Biosorption of lead, chromium, and cadmium ions from aqueous solution by dead anaerobic biomass (DAB) was studied in single, binary, and ternary systems with initial concentration of 50mg/l. The metal-DAB affinity was the same for all systems. The main biosorption mechanisms were complexation and physical adsorption of metallic cations onto natural active functional groups on the cell wall matrix of the DAB. It was found that biosorption of the metallic cations onto DAB cell wall component was a surface process. The main functional groups involved in the metallic cation biosorption were apparently carboxyl, amino, hydroxyle, sulfhydryl, and sulfonate. These groups were part of the DAB cell wall structural polymers. Hydroxyle groups (‐OH) were responsible for 37, 52, and 31% of the removal of Pb(II), Cr(III), and Cd(II) by DAB through complexation mechanisms; whereas carboxylic groups (C=O) were responsible for 21, 14, and for 34%of the removal of Pb(II), Cr(III), and Cd(II), respectively. Biosorption data were fitted to four isotherm models.

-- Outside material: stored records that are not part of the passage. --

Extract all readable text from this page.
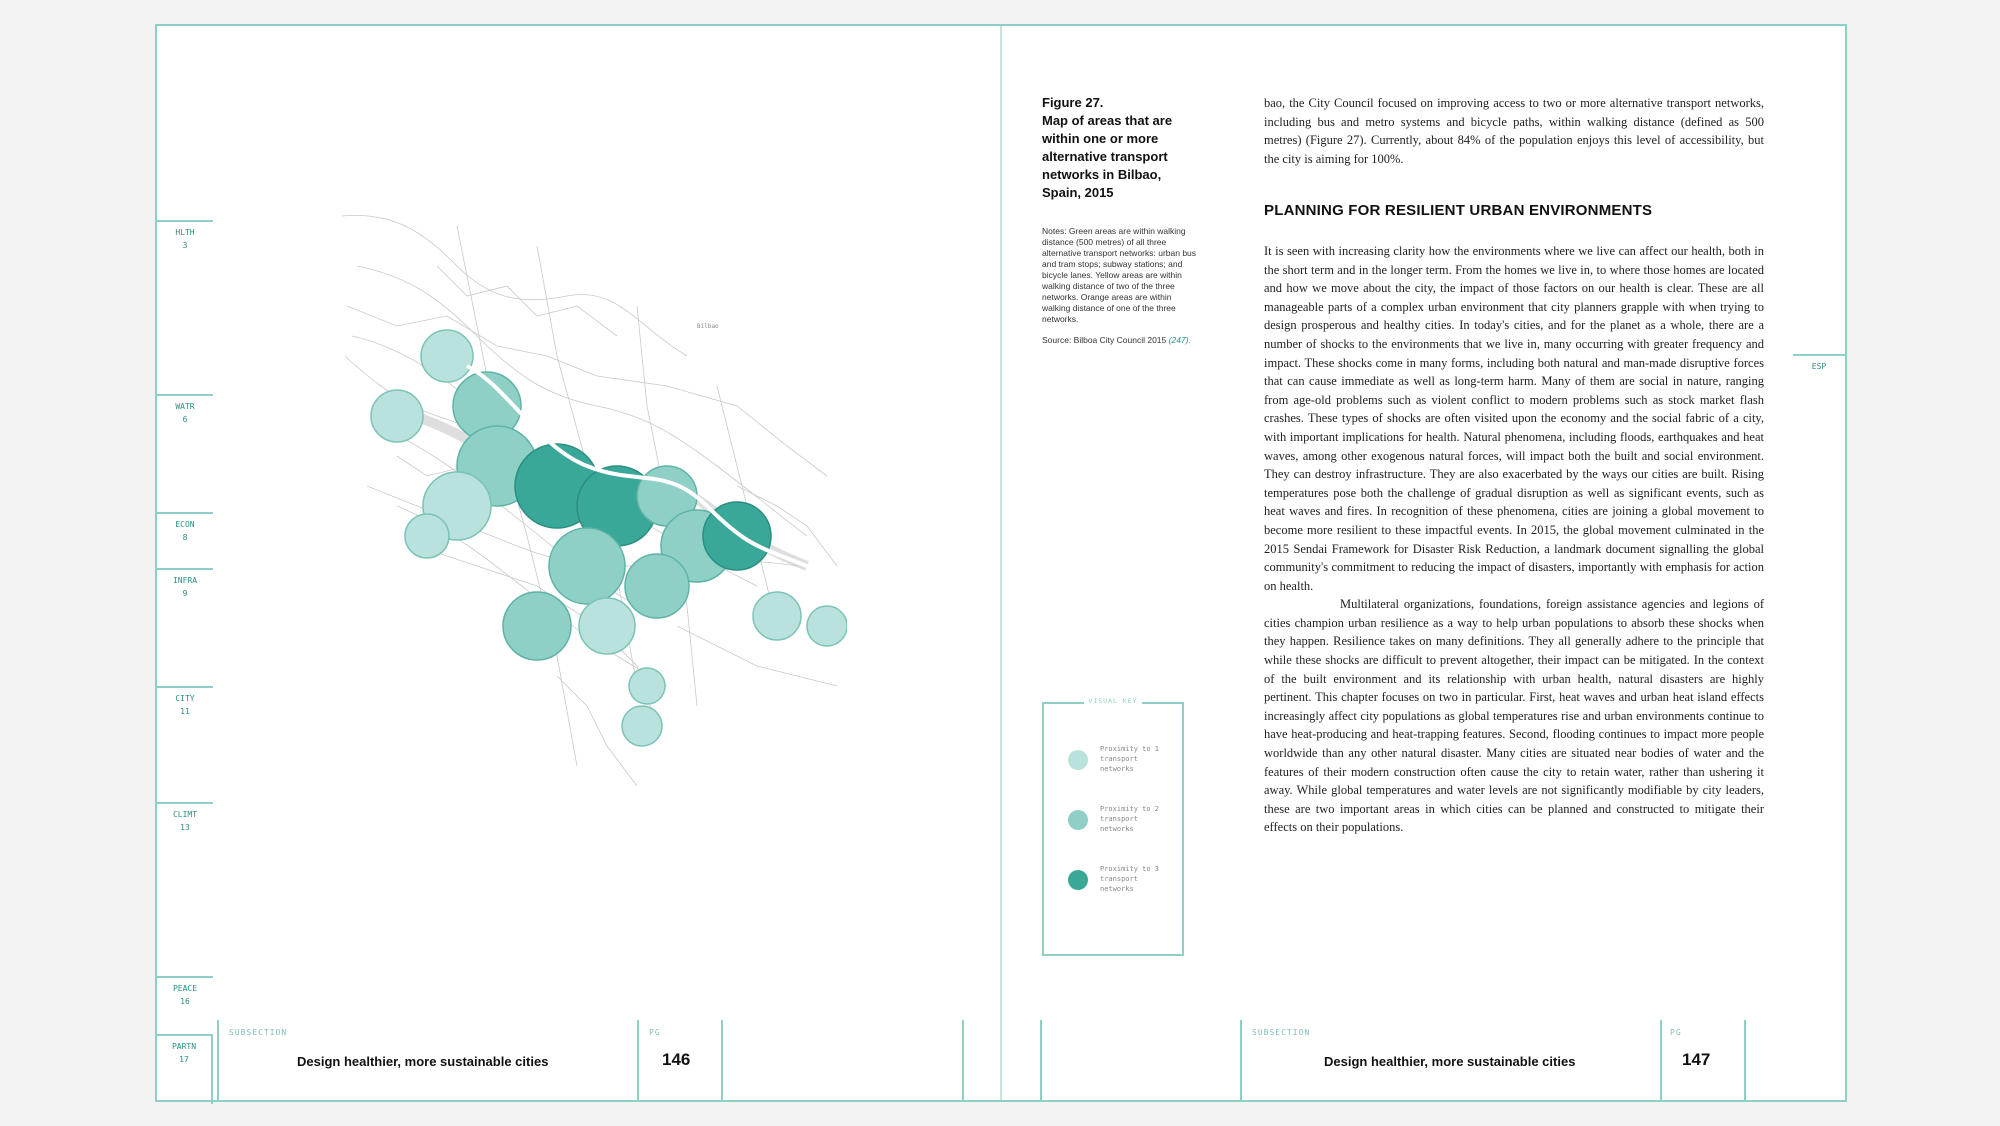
HLTH
3
WATR
6
ECON
8
INFRA
9
CITY
11
CLIMT
13
PEACE
16
PARTN
17
ESP
Bilbao
Figure 27.
Map of areas that are within one or more alternative transport networks in Bilbao, Spain, 2015
Notes: Green areas are within walking distance (500 metres) of all three alternative transport networks: urban bus and tram stops; subway stations; and bicycle lanes. Yellow areas are within walking distance of two of the three networks. Orange areas are within walking distance of one of the three networks.
Source: Bilboa City Council 2015 (247).
VISUAL KEY
Proximity to 1 transport networks
Proximity to 2 transport networks
Proximity to 3 transport networks

bao, the City Council focused on improving access to two or more alternative transport networks, including bus and metro systems and bicycle paths, within walking distance (defined as 500 metres) (Figure 27). Currently, about 84% of the population enjoys this level of accessibility, but the city is aiming for 100%.

PLANNING FOR RESILIENT URBAN ENVIRONMENTS

It is seen with increasing clarity how the environments where we live can affect our health, both in the short term and in the longer term. From the homes we live in, to where those homes are located and how we move about the city, the impact of those factors on our health is clear. These are all manageable parts of a complex urban environment that city planners grapple with when trying to design prosperous and healthy cities. In today's cities, and for the planet as a whole, there are a number of shocks to the environments that we live in, many occurring with greater frequency and impact. These shocks come in many forms, including both natural and man-made disruptive forces that can cause immediate as well as long-term harm. Many of them are social in nature, ranging from age-old problems such as violent conflict to modern problems such as stock market flash crashes. These types of shocks are often visited upon the economy and the social fabric of a city, with important implications for health. Natural phenomena, including floods, earthquakes and heat waves, among other exogenous natural forces, will impact both the built and social environment. They can destroy infrastructure. They are also exacerbated by the ways our cities are built. Rising temperatures pose both the challenge of gradual disruption as well as significant events, such as heat waves and fires. In recognition of these phenomena, cities are joining a global movement to become more resilient to these impactful events. In 2015, the global movement culminated in the 2015 Sendai Framework for Disaster Risk Reduction, a landmark document signalling the global community's commitment to reducing the impact of disasters, importantly with emphasis for action on health.

Multilateral organizations, foundations, foreign assistance agencies and legions of cities champion urban resilience as a way to help urban populations to absorb these shocks when they happen. Resilience takes on many definitions. They all generally adhere to the principle that while these shocks are difficult to prevent altogether, their impact can be mitigated. In the context of the built environment and its relationship with urban health, natural disasters are highly pertinent. This chapter focuses on two in particular. First, heat waves and urban heat island effects increasingly affect city populations as global temperatures rise and urban environments continue to have heat-producing and heat-trapping features. Second, flooding continues to impact more people worldwide than any other natural disaster. Many cities are situated near bodies of water and the features of their modern construction often cause the city to retain water, rather than ushering it away. While global temperatures and water levels are not significantly modifiable by city leaders, these are two important areas in which cities can be planned and constructed to mitigate their effects on their populations.

SUBSECTION
Design healthier, more sustainable cities
PG
146
SUBSECTION
Design healthier, more sustainable cities
PG
147
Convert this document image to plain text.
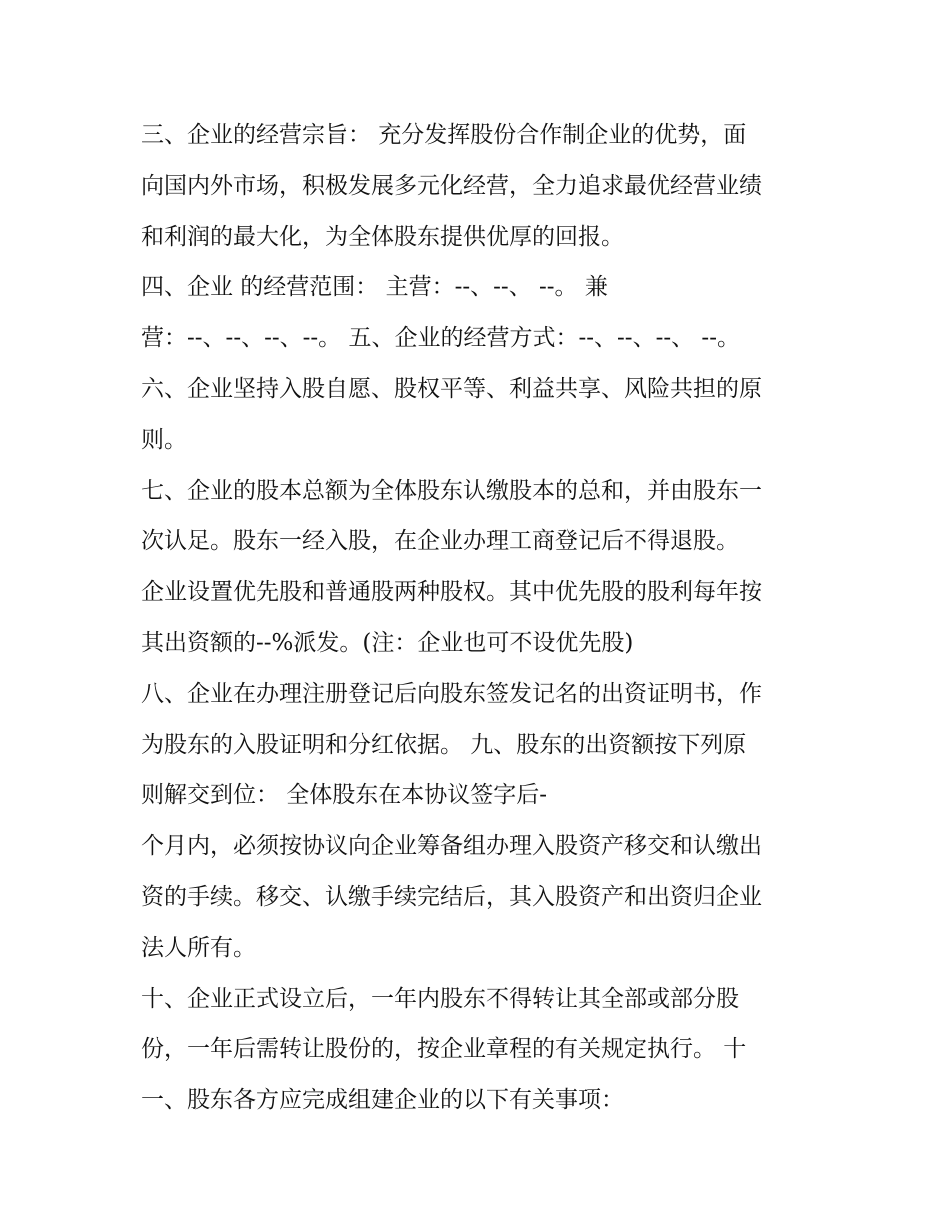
三、企业的经营宗旨： 充分发挥股份合作制企业的优势，面
向国内外市场，积极发展多元化经营，全力追求最优经营业绩
和利润的最大化，为全体股东提供优厚的回报。
四、企业 的经营范围： 主营：--、--、 --。 兼
营：--、--、--、--。 五、企业的经营方式：--、--、--、 --。
六、企业坚持入股自愿、股权平等、利益共享、风险共担的原
则。
七、企业的股本总额为全体股东认缴股本的总和，并由股东一
次认足。股东一经入股，在企业办理工商登记后不得退股。
企业设置优先股和普通股两种股权。其中优先股的股利每年按
其出资额的--%派发。(注：企业也可不设优先股)
八、企业在办理注册登记后向股东签发记名的出资证明书，作
为股东的入股证明和分红依据。 九、股东的出资额按下列原
则解交到位： 全体股东在本协议签字后-
个月内，必须按协议向企业筹备组办理入股资产移交和认缴出
资的手续。移交、认缴手续完结后，其入股资产和出资归企业
法人所有。
十、企业正式设立后，一年内股东不得转让其全部或部分股
份，一年后需转让股份的，按企业章程的有关规定执行。 十
一、股东各方应完成组建企业的以下有关事项：
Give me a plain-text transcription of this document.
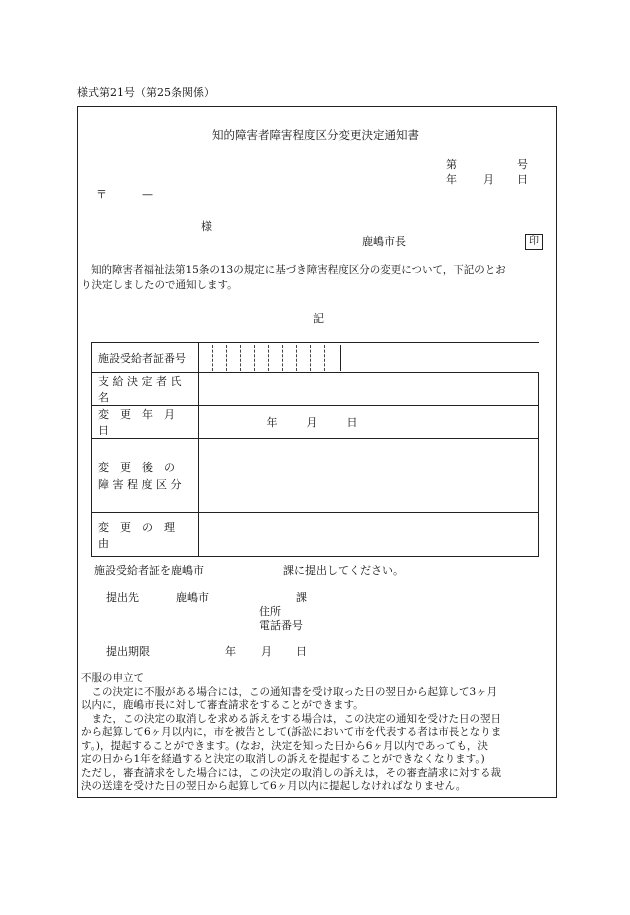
様式第21号（第25条関係）
知的障害者障害程度区分変更決定通知書
第	号
年 月 日
〒	—
様
鹿嶋市長	印
知的障害者福祉法第15条の13の規定に基づき障害程度区分の変更について，下記のとお
り決定しましたので通知します。
記
施設受給者証番号	

支 給 決 定 者 氏 名	
変　更　年　月　日	年 月 日

変　更　後　の
障 害 程 度 区 分	

変　更　の　理　由	
施設受給者証を鹿嶋市	課に提出してください。
提出先	鹿嶋市	課
住所
電話番号
提出期限	年 月 日
不服の申立て
　この決定に不服がある場合には，この通知書を受け取った日の翌日から起算して3ヶ月
以内に，鹿嶋市長に対して審査請求をすることができます。
　また，この決定の取消しを求める訴えをする場合は，この決定の通知を受けた日の翌日
から起算して6ヶ月以内に，市を被告として(訴訟において市を代表する者は市長となりま
す。)，提起することができます。(なお，決定を知った日から6ヶ月以内であっても，決
定の日から1年を経過すると決定の取消しの訴えを提起することができなくなります。)
ただし，審査請求をした場合には，この決定の取消しの訴えは，その審査請求に対する裁
決の送達を受けた日の翌日から起算して6ヶ月以内に提起しなければなりません。
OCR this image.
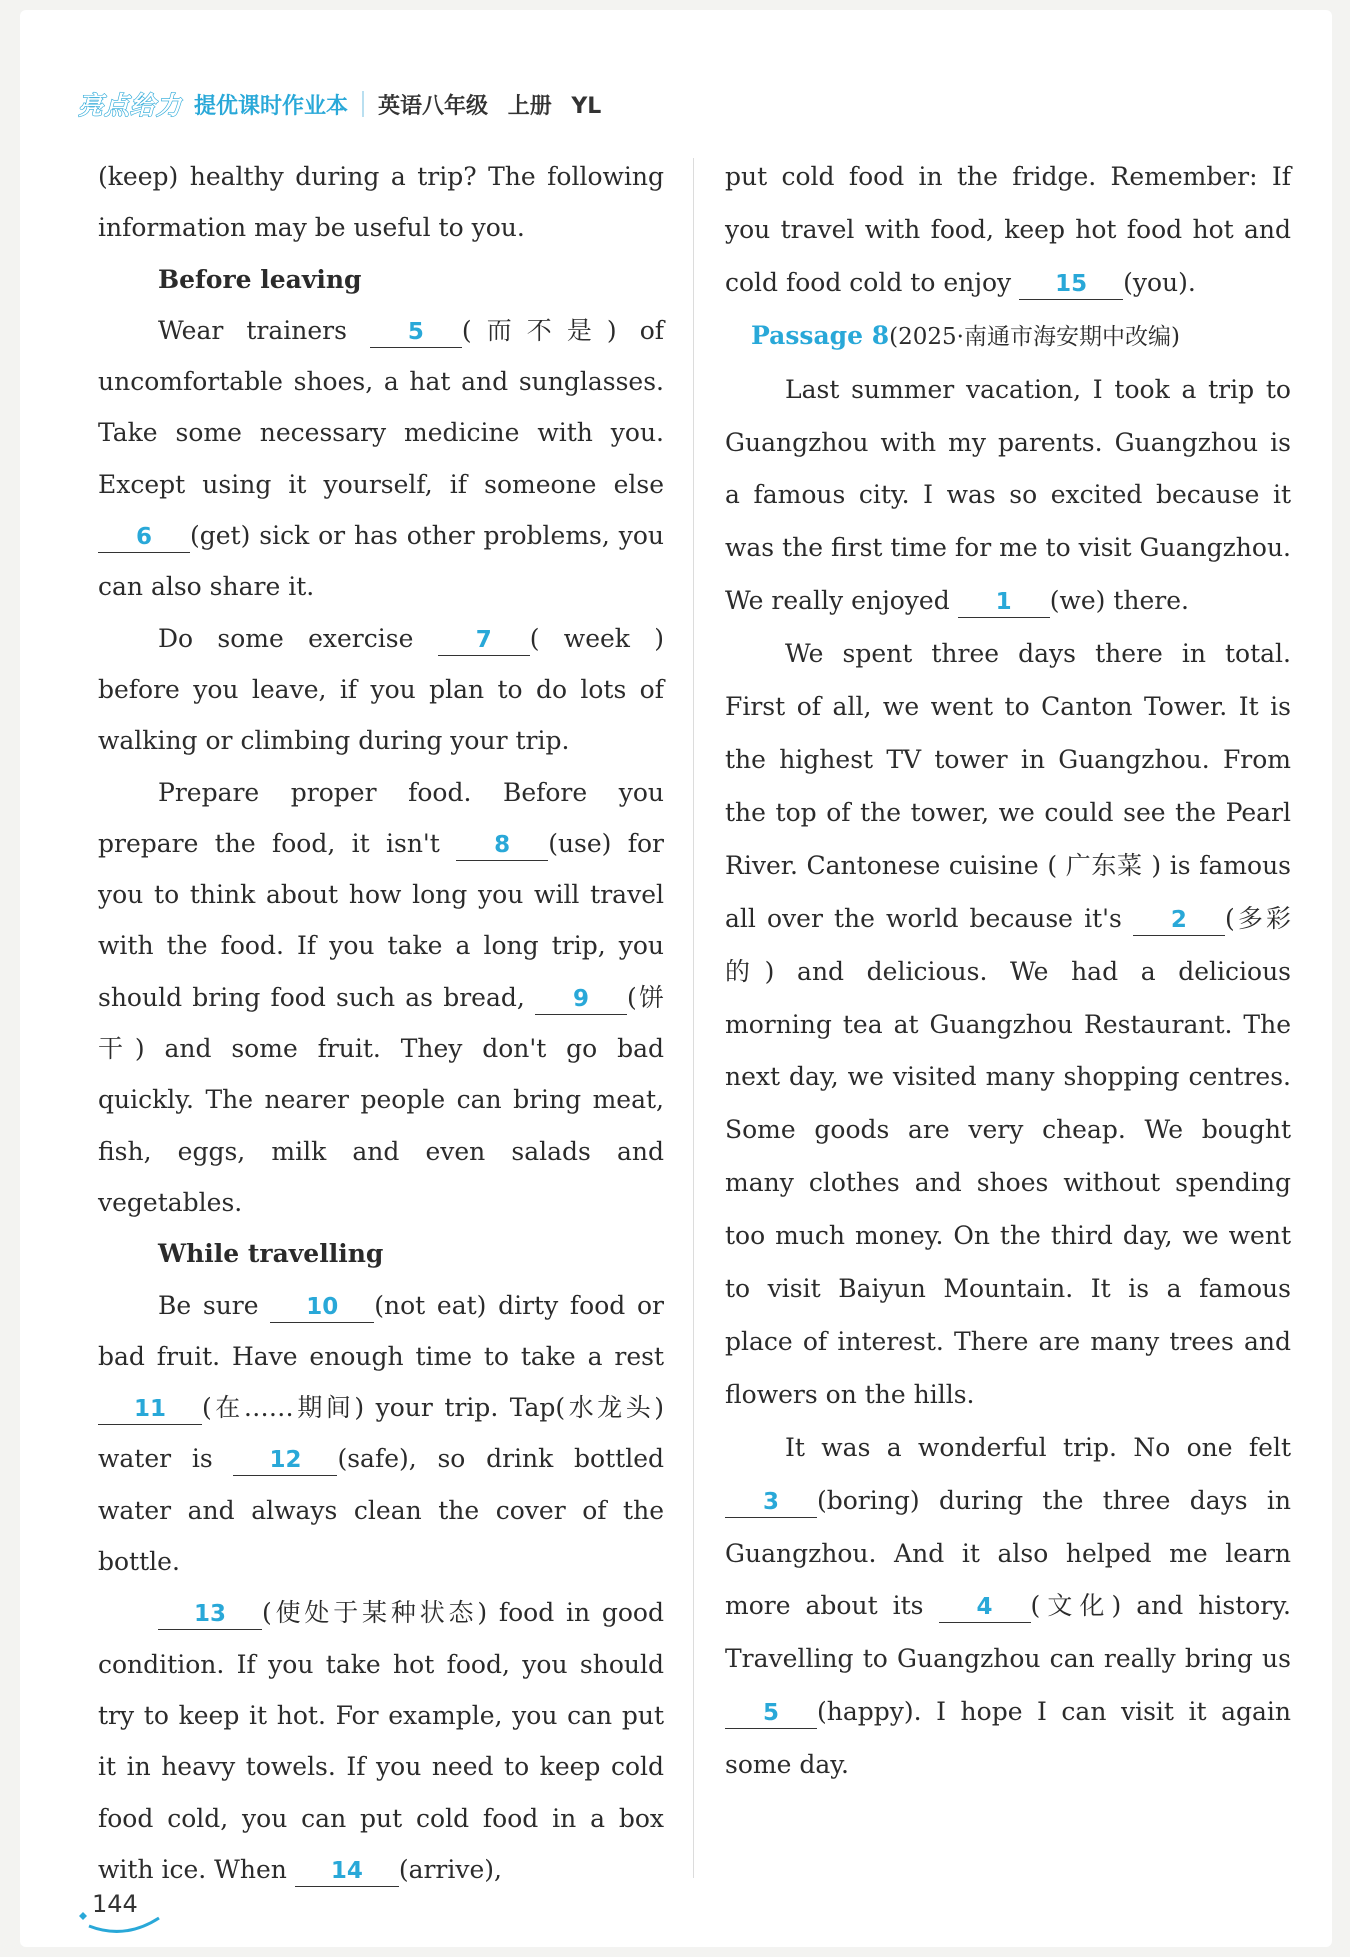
亮点给力 提优课时作业本 英语八年级 上册 YL

(keep) healthy during a trip? The following information may be useful to you.

Before leaving

Wear trainers	5 (而不是) of uncomfortable shoes, a hat and sunglasses. Take some necessary medicine with you. Except using it yourself, if someone else 6 (get) sick or has other problems, you can also share it.

Do some exercise	7 ( week ) before you leave, if you plan to do lots of walking or climbing during your trip.

Prepare proper food. Before you prepare the food, it isn't 8 (use) for you to think about how long you will travel with the food. If you take a long trip, you should bring food such as bread, 9 (饼干) and some fruit. They don't go bad quickly. The nearer people can bring meat, fish, eggs, milk and even salads and vegetables.

While travelling

Be sure 10 (not eat) dirty food or bad fruit. Have enough time to take a rest 11 (在……期间) your trip. Tap(水龙头) water is 12 (safe), so drink bottled water and always clean the cover of the bottle.

13 (使处于某种状态) food in good condition. If you take hot food, you should try to keep it hot. For example, you can put it in heavy towels. If you need to keep cold food cold, you can put cold food in a box with ice. When 14 (arrive),

put cold food in the fridge. Remember: If you travel with food, keep hot food hot and cold food cold to enjoy 15 (you).

Passage 8(2025·南通市海安期中改编)

Last summer vacation, I took a trip to Guangzhou with my parents. Guangzhou is a famous city. I was so excited because it was the first time for me to visit Guangzhou. We really enjoyed 1 (we) there.

We spent three days there in total. First of all, we went to Canton Tower. It is the highest TV tower in Guangzhou. From the top of the tower, we could see the Pearl River. Cantonese cuisine ( 广东菜 ) is famous all over the world because it's 2 (多彩的) and delicious. We had a delicious morning tea at Guangzhou Restaurant. The next day, we visited many shopping centres. Some goods are very cheap. We bought many clothes and shoes without spending too much money. On the third day, we went to visit Baiyun Mountain. It is a famous place of interest. There are many trees and flowers on the hills.

It was a wonderful trip. No one felt 3 (boring) during the three days in Guangzhou. And it also helped me learn more about its 4 (文化) and history. Travelling to Guangzhou can really bring us 5 (happy). I hope I can visit it again some day.

144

Langmuir model was best fitted to the experimental data than Freundlich, Sips, and Redlich‐Peterson models for single system. While for binary and ternary metal systems, extended Langmuir model were fitted experimental data better than interaction factor, a combination of Langmuir‐Freundlich and Redlich‐Peterson models. The maximum uptake capacities were 54.92, 34.78, and 29.99mg/g for Pb(II), Cr(III), and Cd(II), respectively. Optimum pH was found to be 4.